(397e) Enhanced DNA Segmental Dynamics in Nanofluidic Channels
AIChE Annual Meeting
Tuesday, November 5, 2013 - 6:00pm to 8:00pm
Investigations of DNA molecules in strongly confined environments depend on the increased DNA bending stiffness due to spatial restrictions. We examine DNA molecules in nanofluidic devices using multi-scale computational models and how confinement causes non-monotonic change in DNA conformation, correlation lengths, and the segmental relaxation.

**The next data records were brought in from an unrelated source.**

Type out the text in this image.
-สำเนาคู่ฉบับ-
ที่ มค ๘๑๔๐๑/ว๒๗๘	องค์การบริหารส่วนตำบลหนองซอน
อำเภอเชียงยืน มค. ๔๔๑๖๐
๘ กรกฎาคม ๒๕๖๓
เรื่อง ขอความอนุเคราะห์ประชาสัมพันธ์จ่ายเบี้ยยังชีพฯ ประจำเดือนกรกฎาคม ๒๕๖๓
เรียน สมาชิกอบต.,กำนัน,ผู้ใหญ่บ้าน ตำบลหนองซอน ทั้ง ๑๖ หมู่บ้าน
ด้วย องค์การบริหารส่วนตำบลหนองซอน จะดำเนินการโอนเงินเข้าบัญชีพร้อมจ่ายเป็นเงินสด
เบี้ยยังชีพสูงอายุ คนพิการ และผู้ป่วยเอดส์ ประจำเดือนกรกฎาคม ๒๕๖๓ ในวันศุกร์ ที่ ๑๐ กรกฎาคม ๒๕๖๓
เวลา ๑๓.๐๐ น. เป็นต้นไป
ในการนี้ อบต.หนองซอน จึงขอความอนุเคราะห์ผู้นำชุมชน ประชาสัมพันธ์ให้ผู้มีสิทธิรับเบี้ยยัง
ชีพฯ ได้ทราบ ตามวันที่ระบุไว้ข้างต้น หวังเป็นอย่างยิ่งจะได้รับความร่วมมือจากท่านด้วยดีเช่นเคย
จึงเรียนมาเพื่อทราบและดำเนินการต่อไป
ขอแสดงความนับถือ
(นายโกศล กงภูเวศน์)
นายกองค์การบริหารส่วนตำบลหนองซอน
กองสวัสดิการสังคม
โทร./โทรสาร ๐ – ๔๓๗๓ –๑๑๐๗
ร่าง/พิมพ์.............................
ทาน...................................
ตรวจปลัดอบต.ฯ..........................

Classical theories of deGennes and Odijk predict increased polymer relaxation time and polymer size in confinement with dimensions smaller than the radius of gyration. When the confinement dimensions become smaller than the polymer persistence length, the segmental correlation length conforms to the confinement geometry, leading to enhanced correlation lengths in the unconfined dimension but shortened correlation length in the confined dimension. We report the segmental relaxation times and correlation lengths in nano-confinements of height H, from H larger than the polymer radius of gyration Rg to smaller than the polymer persistence length P. A non-monotonic transition in the DNA relaxation time is observed in nanochannels, as found in previous experimental observations . In contrast, no qualitative change of the segmental dynamics is observed in nanoslits [2,3]. The change in DNA correlation length is also characterized in semi-dilute and dense solutions, with implications for the mechanical properties for glass formation in thin films.